这么大的动静,一时之间整条街道上的人都望了过来。
“廖先生,怎么是你?”沈清实在不知道,自己怎么又得罪了廖存瑞,让他不顾形象特地来镇国公府门前谩骂,“我记得这几个月来,没有地方得罪廖先生吧?”

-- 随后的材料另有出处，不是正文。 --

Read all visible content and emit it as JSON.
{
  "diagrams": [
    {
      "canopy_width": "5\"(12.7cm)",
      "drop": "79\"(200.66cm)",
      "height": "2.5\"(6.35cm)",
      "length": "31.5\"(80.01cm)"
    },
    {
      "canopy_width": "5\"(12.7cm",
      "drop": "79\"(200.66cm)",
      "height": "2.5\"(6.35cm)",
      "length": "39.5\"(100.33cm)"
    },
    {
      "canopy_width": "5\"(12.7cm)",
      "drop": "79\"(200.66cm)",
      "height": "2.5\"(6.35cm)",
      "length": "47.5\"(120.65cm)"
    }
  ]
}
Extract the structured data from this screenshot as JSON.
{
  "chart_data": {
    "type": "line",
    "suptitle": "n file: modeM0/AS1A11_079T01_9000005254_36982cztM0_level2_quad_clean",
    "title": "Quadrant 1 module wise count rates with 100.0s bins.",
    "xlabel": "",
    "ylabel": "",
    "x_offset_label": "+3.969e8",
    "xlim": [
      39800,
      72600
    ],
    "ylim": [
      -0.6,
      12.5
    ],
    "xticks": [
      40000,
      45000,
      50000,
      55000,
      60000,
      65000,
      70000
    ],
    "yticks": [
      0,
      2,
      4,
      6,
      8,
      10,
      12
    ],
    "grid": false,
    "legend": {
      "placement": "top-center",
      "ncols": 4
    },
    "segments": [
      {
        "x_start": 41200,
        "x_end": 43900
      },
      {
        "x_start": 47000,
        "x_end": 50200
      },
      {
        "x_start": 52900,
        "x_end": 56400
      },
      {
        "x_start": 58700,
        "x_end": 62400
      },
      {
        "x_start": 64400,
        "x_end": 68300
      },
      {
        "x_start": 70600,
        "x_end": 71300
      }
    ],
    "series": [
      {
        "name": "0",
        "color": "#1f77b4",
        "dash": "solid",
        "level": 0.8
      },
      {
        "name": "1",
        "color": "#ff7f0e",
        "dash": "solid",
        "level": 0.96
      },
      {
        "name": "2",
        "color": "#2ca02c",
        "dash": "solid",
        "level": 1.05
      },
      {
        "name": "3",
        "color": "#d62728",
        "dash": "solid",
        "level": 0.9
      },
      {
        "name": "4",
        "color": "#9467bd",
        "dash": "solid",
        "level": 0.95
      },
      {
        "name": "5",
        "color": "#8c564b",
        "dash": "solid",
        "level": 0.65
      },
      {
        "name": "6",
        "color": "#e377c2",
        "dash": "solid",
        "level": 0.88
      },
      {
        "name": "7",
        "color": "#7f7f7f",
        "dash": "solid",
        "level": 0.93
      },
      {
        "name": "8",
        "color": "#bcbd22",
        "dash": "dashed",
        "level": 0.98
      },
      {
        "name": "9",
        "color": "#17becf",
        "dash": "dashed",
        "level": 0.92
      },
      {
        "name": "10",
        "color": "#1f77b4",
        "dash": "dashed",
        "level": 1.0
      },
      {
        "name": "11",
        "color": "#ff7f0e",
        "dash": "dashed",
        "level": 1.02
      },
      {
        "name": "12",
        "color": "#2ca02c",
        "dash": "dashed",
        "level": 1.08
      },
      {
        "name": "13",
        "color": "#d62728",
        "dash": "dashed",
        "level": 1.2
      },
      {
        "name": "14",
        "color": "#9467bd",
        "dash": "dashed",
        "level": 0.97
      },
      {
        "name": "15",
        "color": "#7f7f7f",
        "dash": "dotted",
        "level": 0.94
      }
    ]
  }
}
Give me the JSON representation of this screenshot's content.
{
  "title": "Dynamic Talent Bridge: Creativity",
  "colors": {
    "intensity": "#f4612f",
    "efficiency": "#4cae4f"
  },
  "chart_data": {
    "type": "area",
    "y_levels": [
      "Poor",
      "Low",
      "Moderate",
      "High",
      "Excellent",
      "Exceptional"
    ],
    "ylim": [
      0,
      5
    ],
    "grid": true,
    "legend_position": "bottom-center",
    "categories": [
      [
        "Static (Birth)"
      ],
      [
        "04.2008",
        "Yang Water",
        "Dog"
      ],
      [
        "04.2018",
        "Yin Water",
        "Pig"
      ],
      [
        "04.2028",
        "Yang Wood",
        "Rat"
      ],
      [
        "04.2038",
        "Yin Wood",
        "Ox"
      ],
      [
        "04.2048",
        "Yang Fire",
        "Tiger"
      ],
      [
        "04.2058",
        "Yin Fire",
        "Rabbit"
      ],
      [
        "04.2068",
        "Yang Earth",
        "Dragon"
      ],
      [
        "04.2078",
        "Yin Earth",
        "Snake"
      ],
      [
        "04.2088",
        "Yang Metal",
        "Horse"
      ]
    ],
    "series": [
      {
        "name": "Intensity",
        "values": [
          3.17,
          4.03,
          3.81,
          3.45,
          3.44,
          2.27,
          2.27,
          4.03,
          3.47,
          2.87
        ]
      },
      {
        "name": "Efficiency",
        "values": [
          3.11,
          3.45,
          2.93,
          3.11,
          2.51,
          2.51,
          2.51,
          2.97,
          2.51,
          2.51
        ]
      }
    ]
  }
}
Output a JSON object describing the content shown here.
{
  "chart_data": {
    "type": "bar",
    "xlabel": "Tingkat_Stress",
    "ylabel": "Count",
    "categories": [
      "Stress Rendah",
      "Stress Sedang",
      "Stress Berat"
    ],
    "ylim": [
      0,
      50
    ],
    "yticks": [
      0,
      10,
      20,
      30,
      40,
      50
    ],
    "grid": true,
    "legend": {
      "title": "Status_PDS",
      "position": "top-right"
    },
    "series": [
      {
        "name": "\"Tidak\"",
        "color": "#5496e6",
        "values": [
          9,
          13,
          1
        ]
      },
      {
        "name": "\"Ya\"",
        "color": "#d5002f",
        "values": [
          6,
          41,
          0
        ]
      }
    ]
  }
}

沈清并不想和廖存瑞纠缠,可当着这么多人的面,她不得不把事情和廖存瑞掰扯清楚。
否则,廖存瑞这种人,还不知道在背后怎么编排她呢。
“沈清,你自己做的事情,难道你自己心里不清楚!”廖存瑞挣扎了一下,又想冲过来,却被镇国公府的护院抓得更紧,“我问你,马淮生三人要不是被你怂恿,怎么可能做出此等胆大妄为的事!”
沈清还想问个明白,谁知道廖存瑞一通话,反倒把她弄得更加一头雾水了。
她皱起眉头,“廖先生,我不知道你在说什么。还有,马淮生又是什么人?”
马淮生这个人,她敢肯定自己并不认识,不知道廖存瑞到底又在发什么疯。
“不认识?怎么可能不认识?”廖存瑞冷笑一声,“你别以为我不知道,蓝佑臣回京城没多久,就被你兄长和你的学生带着来见了你一面。你们二人见过面,你就马不停蹄地赶去太学见了你父亲!谁知道你们父女二人说了什么,是不是通过季文彬这个从金泽书院出来的,怂恿马淮生三人从太学退学!”
沈清听到廖存瑞这么说,忽然觉得马淮生这个名字有些耳熟,“马淮生是你们太学明算科的学子?上回和蓝佑一起参加比试的?”